Berdasarkan informasi yang dihimpun, kedua pihak yang terlibat dalam transaksi ini, baik Ardi Belahau Z maupun Iwan Labi-labi, diduga kuat merupakan bagian dari jaringan yang berpusat di Lembaga Pemasyarakatan (Lapas) Sambas dengan kode identitas (F).

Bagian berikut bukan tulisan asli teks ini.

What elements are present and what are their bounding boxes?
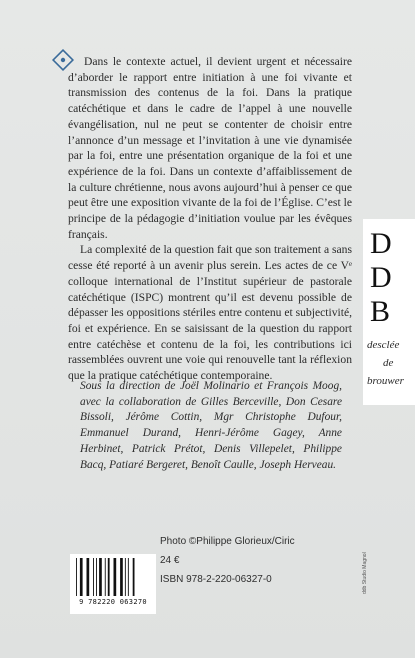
ddb-letters-icon xyxy=(367,227,413,337)
barcode-number: 9 782220 063270 xyxy=(79,598,147,606)
barcode-bar xyxy=(133,558,135,596)
paragraph-1: Dans le contexte actuel, il devient urgent et nécessaire d’aborder le rapport entre initiation à une foi vivante et transmission des contenus de la foi. Dans la pratique catéchétique et dans le cadre de l’appel à une nouvelle évangélisation, nul ne peut se contenter de choisir entre l’annonce d’un message et l’invitation à une vie dynamisée par la foi, entre une présentation organique de la foi et une expérience de la foi. Dans un contexte d’affaiblissement de la culture chrétienne, nous avons aujourd’hui à penser ce que peut être une exposition vivante de la foi de l’Église. C’est le principe de la pédagogie d’initiation voulue par les évêques français. xyxy=(68,55,352,241)
credits-text: Sous la direction de Joël Molinario et François Moog, avec la collaboration de Gilles Berceville, Don Cesare Bissoli, Jérôme Cottin, Mgr Christophe Dufour, Emmanuel Durand, Henri-Jérôme Gagey, Anne Herbinet, Patrick Prétot, Denis Villepelet, Philippe Bacq, Patiaré Bergeret, Benoît Caulle, Joseph Herveau. xyxy=(80,380,342,471)
barcode-bar xyxy=(99,558,102,596)
barcode-bar xyxy=(76,558,77,596)
photo-credit: Photo ©Philippe Glorieux/Ciric xyxy=(160,536,295,547)
barcode-bar xyxy=(87,558,90,596)
studio-credit: ddb Studio Magnol xyxy=(362,552,368,594)
barcode-bar xyxy=(108,558,110,596)
barcode-bar xyxy=(125,558,126,596)
paragraph-2: La complexité de la question fait que son traitement a sans cesse été reporté à un avenir plus serein. Les actes de ce Vᵉ colloque international de l’Institut supérieur de pastorale catéchétique (ISPC) montrent qu’il est devenu possible de dépasser les oppositions stériles entre contenu et subjectivité, foi et expérience. En se saisissant de la question du rapport entre catéchèse et contenu de la foi, les contributions ici rassemblées ouvrent une voie qui renouvelle tant la réflexion que la pratique catéchétique contemporaine. xyxy=(68,243,352,383)
barcode-bar xyxy=(96,558,97,596)
publisher-logo xyxy=(363,219,415,405)
price: 24 € xyxy=(160,555,180,566)
barcode xyxy=(70,554,156,614)
barcode-bar xyxy=(114,558,117,596)
contributors-credits xyxy=(80,379,342,473)
publisher-label-3: brouwer xyxy=(367,375,404,387)
svg-text:D: D xyxy=(370,261,392,294)
barcode-bar xyxy=(80,558,83,596)
barcode-bar xyxy=(93,558,94,596)
description-text xyxy=(68,54,352,384)
barcode-bar xyxy=(105,558,106,596)
svg-text:B: B xyxy=(370,295,391,328)
price-block xyxy=(160,532,340,589)
publisher-label-1: desclée xyxy=(367,339,400,351)
barcode-bars-icon xyxy=(74,558,152,598)
barcode-bar xyxy=(128,558,129,596)
isbn: ISBN 978-2-220-06327-0 xyxy=(160,574,272,585)
publisher-label-2: de xyxy=(383,357,394,369)
barcode-bar xyxy=(120,558,123,596)
svg-text:D: D xyxy=(370,227,392,260)
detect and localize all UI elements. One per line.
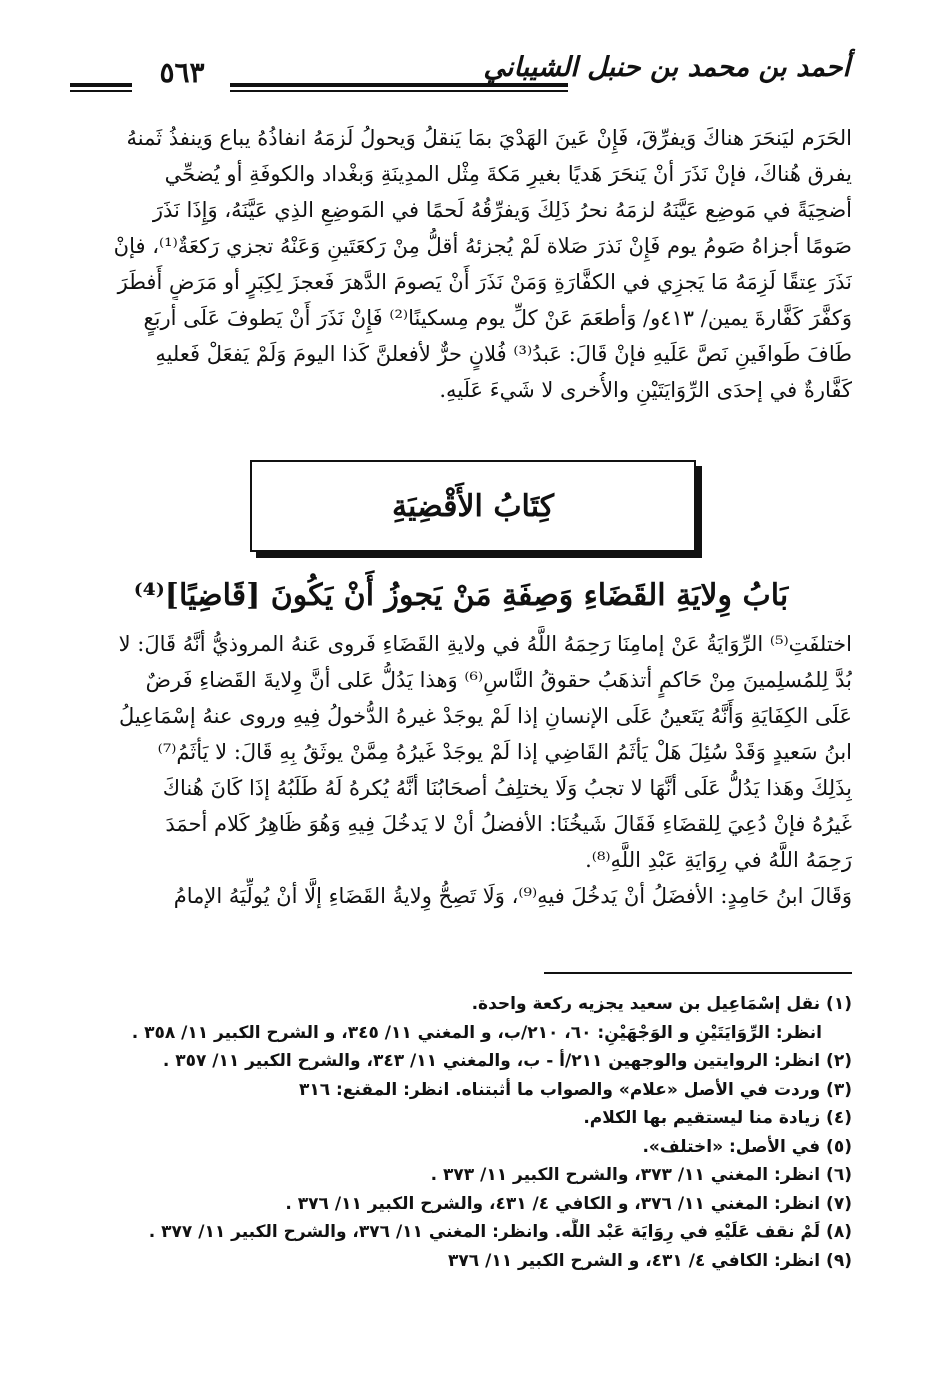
- footnote: (١) نقل إسْمَاعِيل بن سعيد يجزيه ركعة واحدة.: [471, 994, 852, 1014]
- book-title: كِتَابُ الأَقْضِيَةِ: [391, 488, 555, 524]
- text-line: عَلَى الكِفَايَةِ وَأَنَّهُ يَتَعينُ عَلَى الإنسانِ إذا لَمْ يوجَدْ غيرهُ الدُّخولُ فِيهِ وروى عنهُ إسْمَاعِيلُ: [118, 704, 852, 728]
- text-line: بُدَّ لِلمُسلِمينَ مِنْ حَاكمٍ أتذهَبُ حقوقُ النَّاسِ⁽⁶⁾ وَهذا يَدُلُّ عَلى أنَّ وِلايةَ القَضاءِ فَرضٌ: [145, 668, 852, 692]
- footnote: (٦) انظر: المغني ١١/ ٣٧٣، والشرح الكبير ١١/ ٣٧٣ .: [430, 1165, 852, 1185]
- footnote: (٧) انظر: المغني ١١/ ٣٧٦، و الكافي ٤/ ٤٣١، والشرح الكبير ١١/ ٣٧٦ .: [285, 1193, 852, 1214]
- text-line: طَافَ طَوافَينِ نَصَّ عَلَيهِ فإنْ قَالَ: عَبدُ⁽³⁾ فُلانٍ حرٌّ لأفعلنَّ كَذا اليومَ وَلَمْ يَفعَلْ فَعليهِ: [155, 342, 852, 366]
- text-line: أضحِيَةً في مَوضِع عَيَّنَهُ لزمَهُ نحرُ ذَلِكَ وَيفرِّقُهُ لَحمًا في المَوضِعِ الذِي عَيَّنَهُ، وَإِذَا نَذَرَ: [152, 198, 852, 222]
- footnote: (٣) وردت في الأصل «علام» والصواب ما أثبتناه. انظر: المقنع: ٣١٦: [298, 1079, 852, 1100]
- footnote: (٩) انظر: الكافي ٤/ ٤٣١، و الشرح الكبير ١١/ ٣٧٦: [448, 1250, 852, 1271]
- footnote: (٢) انظر: الروايتين والوجهين ٢١١/أ - ب، والمغني ١١/ ٣٤٣، والشرح الكبير ١١/ ٣٥٧ .: [162, 1051, 852, 1071]
- text-line: وَقَالَ ابنُ حَامِدٍ: الأفضَلُ أنْ يَدخُلَ فيهِ⁽⁹⁾، وَلَا تَصِحُّ وِلايةُ القَضَاءِ إلَّا أنْ يُولِّيَهُ الإمامُ: [173, 884, 852, 908]
- text-line: يفرق هُناكَ، فإنْ نَذَرَ أنْ يَنحَرَ هَديًا بغيرِ مَكةَ مِثْل المدِينَةِ وَبغْداد والكوفَةِ أو يُضحِّي: [164, 162, 852, 186]
- text-line: الحَرَم ليَنحَرَ هناكَ وَيفرِّقَ، فَإِنْ عَينَ الهَدْيَ بمَا يَنقلُ وَيحولُ لَزمَهُ انفاذُهُ يباع وَينفذُ ثَمنهُ: [126, 126, 852, 150]
- footnote-continuation: انظر: الرِّوَايَتَيْنِ و الوَجْهَيْنِ: ٦٠، ٢١٠/ب، و المغني ١١/ ٣٤٥، و الشرح الكبير ١١/ ٣٥٨ .: [131, 1022, 822, 1043]
- header-rule-right-thin: [230, 90, 568, 92]
- text-line: غَيرُهُ فإنْ دُعِيَ لِلقضَاءِ فَقَالَ شَيخُنَا: الأفضلُ أنْ لا يَدخُلَ فِيهِ وَهُوَ ظَاهِرُ كَلام أحمَدَ: [165, 812, 852, 836]
- footnote: (٤) زيادة منا ليستقيم بها الكلام.: [583, 1108, 852, 1128]
- footnotes: [70, 990, 852, 1275]
- header-rule-left-thin: [70, 90, 132, 92]
- text-line: رَحِمَهُ اللَّهُ في رِوَايَةِ عَبْدِ اللَّهِ⁽⁸⁾.: [585, 848, 852, 872]
- footnote: (٨) لَمْ نقف عَلَيْهِ في رِوَايَة عَبْد اللَّه. وانظر: المغني ١١/ ٣٧٦، والشرح الكبير ١١/ ٣٧٧ .: [148, 1222, 852, 1242]
- book-title-box: [250, 460, 696, 552]
- header-rule-right: [230, 83, 568, 87]
- text-line: ابنُ سَعيدٍ وَقَدْ سُئِلَ هَلْ يَأثَمُ القَاضِي إذا لَمْ يوجَدْ غَيرُهُ مِمَّنْ يوثَقُ بِهِ قَالَ: لا يَأثَمُ⁽⁷⁾: [157, 740, 852, 764]
- page-number: ٥٦٣: [159, 56, 205, 89]
- paragraph-judgeship: [70, 626, 852, 914]
- footnote: (٥) في الأصل: «اختلف».: [642, 1136, 852, 1157]
- text-line: نَذَرَ عِتقًا لَزِمَهُ مَا يَجزِي في الكفَّارَةِ وَمَنْ نَذَرَ أَنْ يَصومَ الدَّهرَ فَعجزَ لِكِبَرٍ أو مَرَضٍ أَفطَرَ: [117, 270, 852, 294]
- text-line: اختلفَتِ⁽⁵⁾ الرِّوَايَةُ عَنْ إمامِنَا رَحِمَهُ اللَّهُ في ولايةِ القَضَاءِ فَروى عَنهُ المروذيُّ أنَّهُ قَالَ: لا: [118, 632, 852, 656]
- running-header-title: أحمد بن محمد بن حنبل الشيباني: [483, 52, 850, 83]
- chapter-heading: بَابُ وِلايَةِ القَضَاءِ وَصِفَةِ مَنْ يَجوزُ أَنْ يَكُونَ [قَاضِيًا]⁽⁴⁾: [133, 578, 789, 613]
- header-rule-left: [70, 83, 132, 87]
- text-line: صَومًا أجزاهُ صَومُ يوم فَإِنْ نَذرَ صَلاة لَمْ يُجزئهُ أقلُّ مِنْ رَكعَتَينِ وَعَنْهُ تجزي رَكعَةٌ⁽¹⁾، فإنْ: [113, 234, 852, 258]
- text-line: بِذَلِكَ وهَذا يَدُلُّ عَلَى أنَّهَا لا تجبُ وَلَا يختلِفُ أصحَابُنَا أنَّهُ يُكرهُ لَهُ طَلَبُهُ إذَا كَانَ هُناكَ: [162, 776, 852, 800]
- running-header: [70, 52, 850, 102]
- text-line: كَفَّارةٌ في إحدَى الرِّوَايَتَيْنِ والأُخرى لا شَيءَ عَلَيهِ.: [439, 378, 852, 402]
- paragraph-vows: [70, 120, 852, 408]
- footnote-divider: [544, 972, 852, 974]
- text-line: وَكفَّرَ كَفَّارةَ يمين/ ٤١٣و/ وَأطعَمَ عَنْ كلِّ يوم مِسكينًا⁽²⁾ فَإِنْ نَذَرَ أَنْ يَطوفَ عَلَى أربَعٍ: [143, 306, 852, 330]
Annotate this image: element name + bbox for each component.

*Modus operasi jaringan ini diketahui menargetkan penyebaran dan peredaran barang haram hingga ke wilayah Nanga Ela (I).*
*Pihak berwenang saat ini sedang melakukan penelusuran lebih lanjut terkait jejak keberadaan Ardi Belahau Z, serta mengungkap peran Iwan Labi-labi dalam jaringan tersebut. Dugaan keterlibatan jaringan dari lingkungan lembaga pemasyarakatan ini menjadi sorotan tersendiri, mengingat aliran barang haram ternyata masih berlangsung dan menjangkau wilayah-wilayah tertentu hingga ke Melawi dan sekitarnya.*
Masyarakat diimbau untuk tetap waspada dan melaporkan kepada pihak kepolisian apabila mengetahui keberadaan para tersangka atau aktivitas yang mencurigakan, guna memutus mata rantai peredaran barang terlarang tersebut. Penanganan kasus ini masih terus dikembangkan oleh aparat penegak hukum hingga ke akar-akarnya.